社説・天風録
(天風録)車いすボランティア '06/8/6

きょう原爆の日。おしぼりサービス、通訳など、さまざまなボランティアが平和記念式典を支える。参列する被爆者や遺族の身体には、厳しい歳月も刻み込まれている。そっと寄り添うのは車いす介助ボランティアだ。六年目になる▲約八十人が事前に被爆体験を聞き、この日に備える。被爆者と同じ目線で、もてなしたいからである。広島市西区、松本隆文さん(51)も参加者の一人。

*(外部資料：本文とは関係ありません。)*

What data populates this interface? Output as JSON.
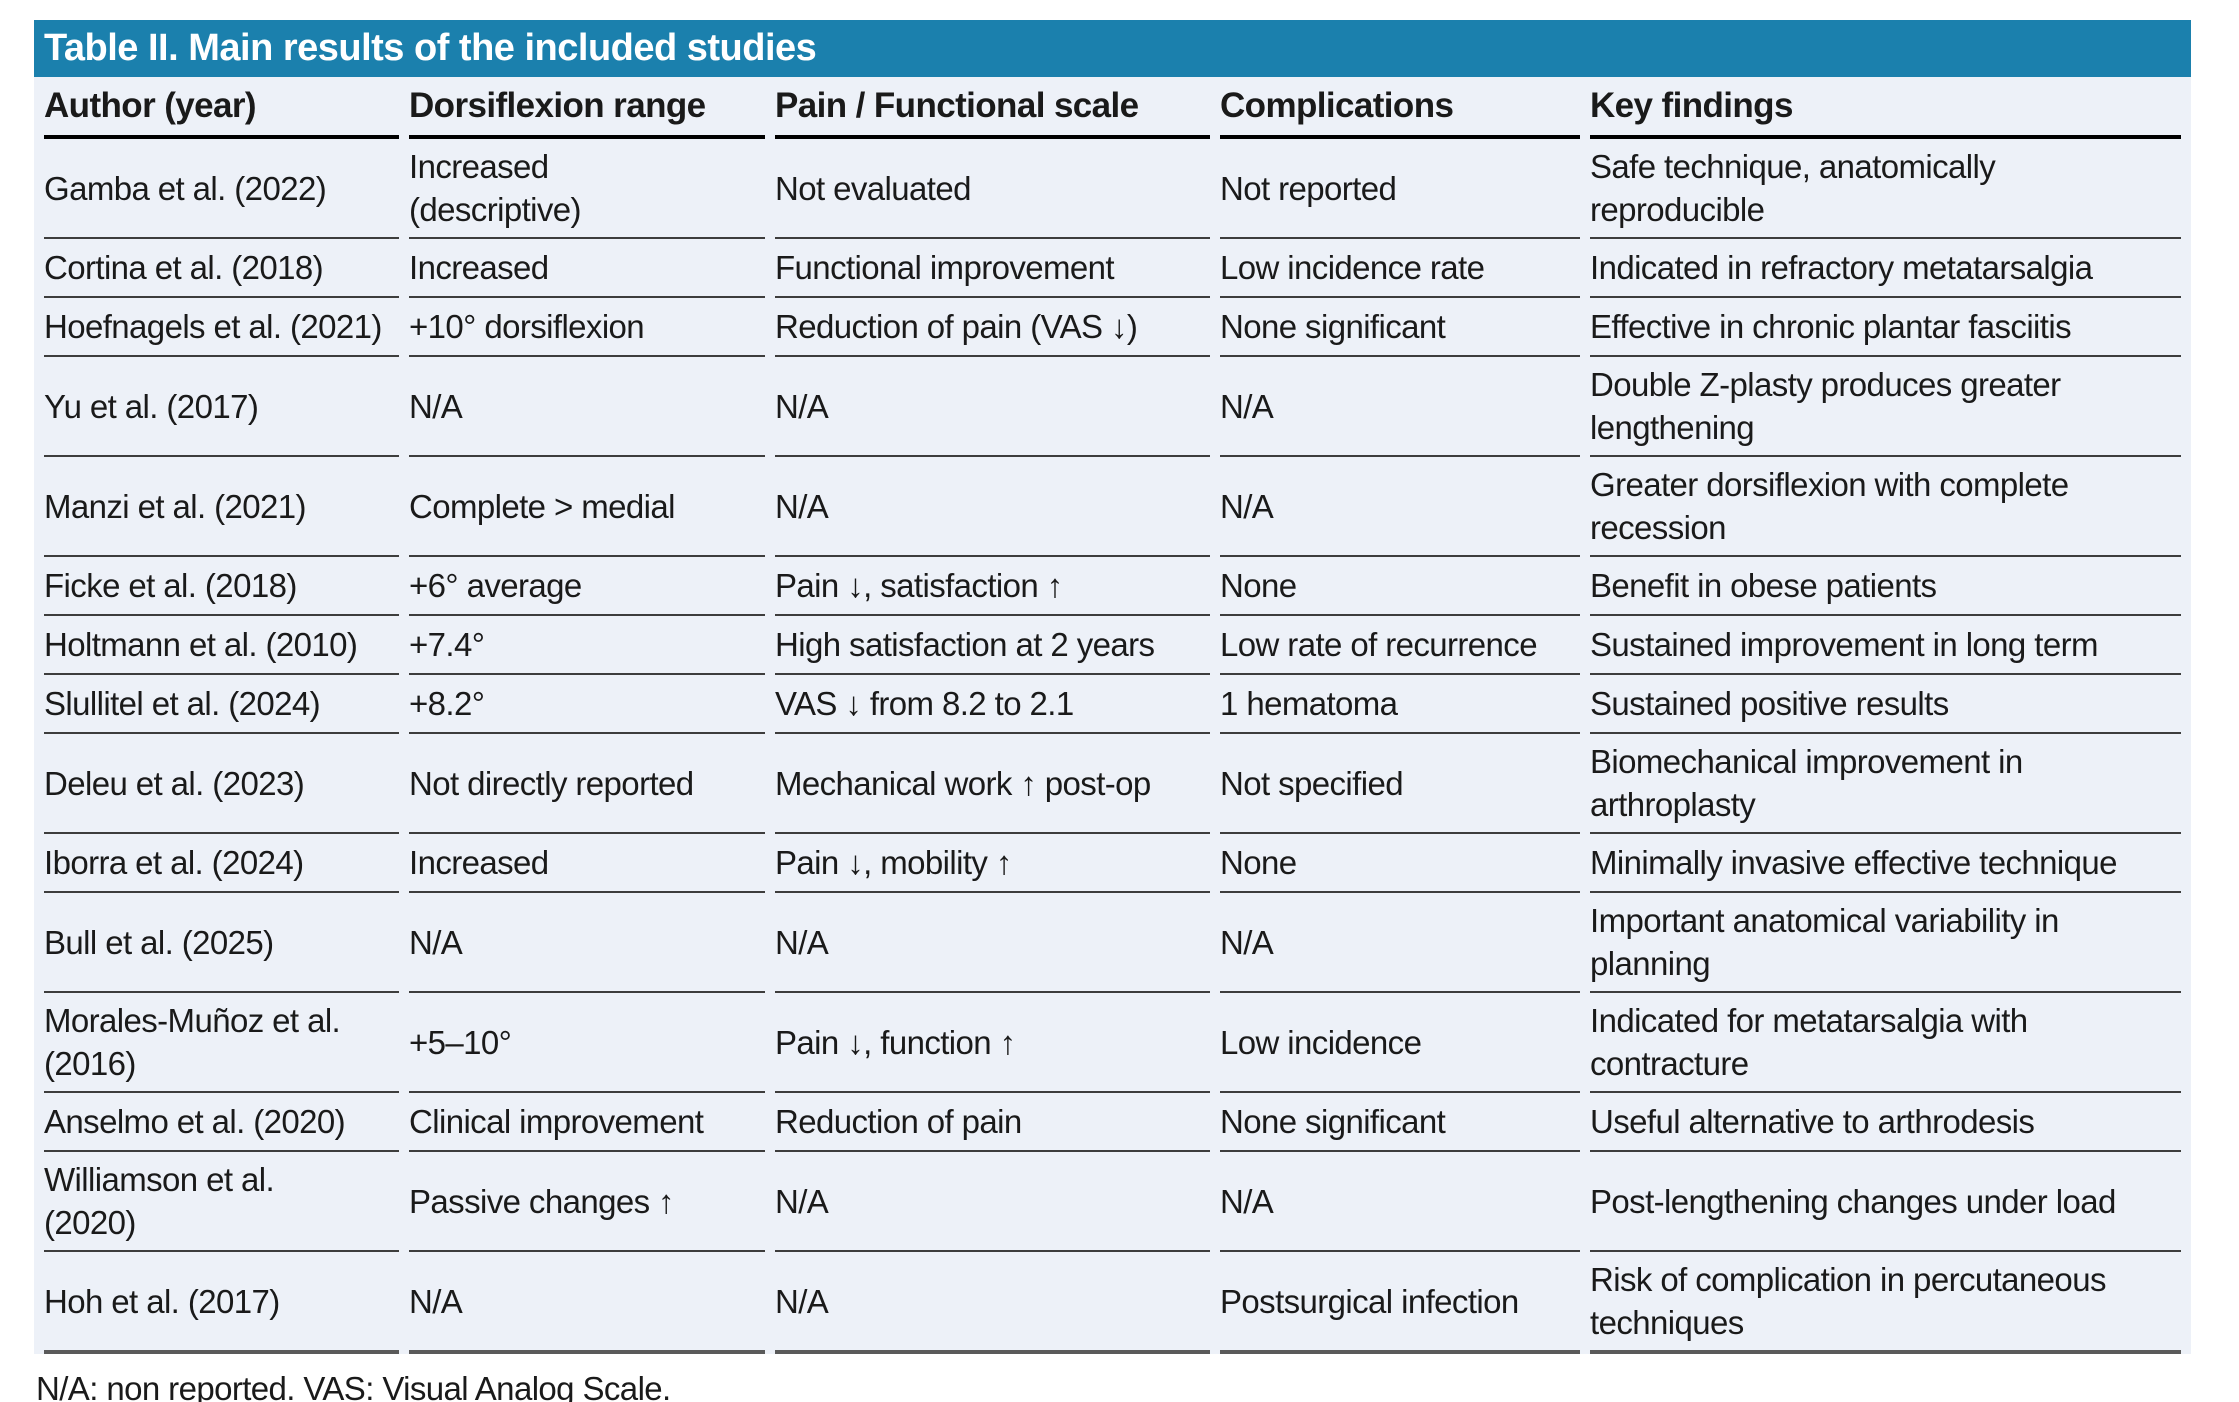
{
  "colors": {
    "title_bg": "#1b80ad",
    "title_text": "#ffffff",
    "row_bg": "#edf1f8",
    "body_text": "#1a1a1a",
    "separator": "#3d3d3d"
  },
  "table": {
    "title": "Table II. Main results of the included studies",
    "columns": [
      "Author (year)",
      "Dorsiflexion range",
      "Pain / Functional scale",
      "Complications",
      "Key findings"
    ],
    "rows": [
      [
        "Gamba et al. (2022)",
        "Increased\n(descriptive)",
        "Not evaluated",
        "Not reported",
        "Safe technique, anatomically\nreproducible"
      ],
      [
        "Cortina et al. (2018)",
        "Increased",
        "Functional improvement",
        "Low incidence rate",
        "Indicated in refractory metatarsalgia"
      ],
      [
        "Hoefnagels et al. (2021)",
        "+10° dorsiflexion",
        "Reduction of pain (VAS ↓)",
        "None significant",
        "Effective in chronic plantar fasciitis"
      ],
      [
        "Yu et al. (2017)",
        "N/A",
        "N/A",
        "N/A",
        "Double Z-plasty produces greater\nlengthening"
      ],
      [
        "Manzi et al. (2021)",
        "Complete > medial",
        "N/A",
        "N/A",
        "Greater dorsiflexion with complete\nrecession"
      ],
      [
        "Ficke et al. (2018)",
        "+6° average",
        "Pain ↓, satisfaction ↑",
        "None",
        "Benefit in obese patients"
      ],
      [
        "Holtmann et al. (2010)",
        "+7.4°",
        "High satisfaction at 2 years",
        "Low rate of recurrence",
        "Sustained improvement in long term"
      ],
      [
        "Slullitel et al. (2024)",
        "+8.2°",
        "VAS ↓ from 8.2 to 2.1",
        "1 hematoma",
        "Sustained positive results"
      ],
      [
        "Deleu et al. (2023)",
        "Not directly reported",
        "Mechanical work ↑ post-op",
        "Not specified",
        "Biomechanical improvement in\narthroplasty"
      ],
      [
        "Iborra et al. (2024)",
        "Increased",
        "Pain ↓, mobility ↑",
        "None",
        "Minimally invasive effective technique"
      ],
      [
        "Bull et al. (2025)",
        "N/A",
        "N/A",
        "N/A",
        "Important anatomical variability in\nplanning"
      ],
      [
        "Morales-Muñoz et al.\n(2016)",
        "+5–10°",
        "Pain ↓, function ↑",
        "Low incidence",
        "Indicated for metatarsalgia with\ncontracture"
      ],
      [
        "Anselmo et al. (2020)",
        "Clinical improvement",
        "Reduction of pain",
        "None significant",
        "Useful alternative to arthrodesis"
      ],
      [
        "Williamson et al.\n(2020)",
        "Passive changes ↑",
        "N/A",
        "N/A",
        "Post-lengthening changes under load"
      ],
      [
        "Hoh et al. (2017)",
        "N/A",
        "N/A",
        "Postsurgical infection",
        "Risk of complication in percutaneous\ntechniques"
      ]
    ],
    "footnote": "N/A: non reported. VAS: Visual Analog Scale."
  }
}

子どものころ母親から、死臭が漂い焼かれるのを待つ無数の犠牲者の悲惨さを聞いた。その母親も七年前亡くなり、思いは格別だ▲毎回続けるうち「待ってるだけじゃ駄目と痛感した」と松本さん。初めは車いす介助受付近くで待機したが、被爆者らは遠慮がちで自分からは言い出さない。会場周辺を回り「乗ってください」と一歩踏み出し、触れ合いが進んだ▲被爆体験の風化が言われ、継承するのは年々難しくなる。ただ、じっとしているだけでは心は開かれないし、伝わらないのも確かだ。四年前死去した被爆詩人の「米田栄作詩集」が命日のきのう、後輩詩人らの尽力で刊行されたのも一つの文化ボランティアだろう▲ヒロシマの夏は、世界各地からの人々を迎えて催しも多彩だ。そんな中、ちょっとした出会いに始まる交流が、今の国際平和都市を紡ぎ出してきた▲一人一人が、もてなしの心で迎え、触れ合いへの一歩を踏み出す。そんな一日になれば、被爆の原点の思いは伝わっていくに違いない。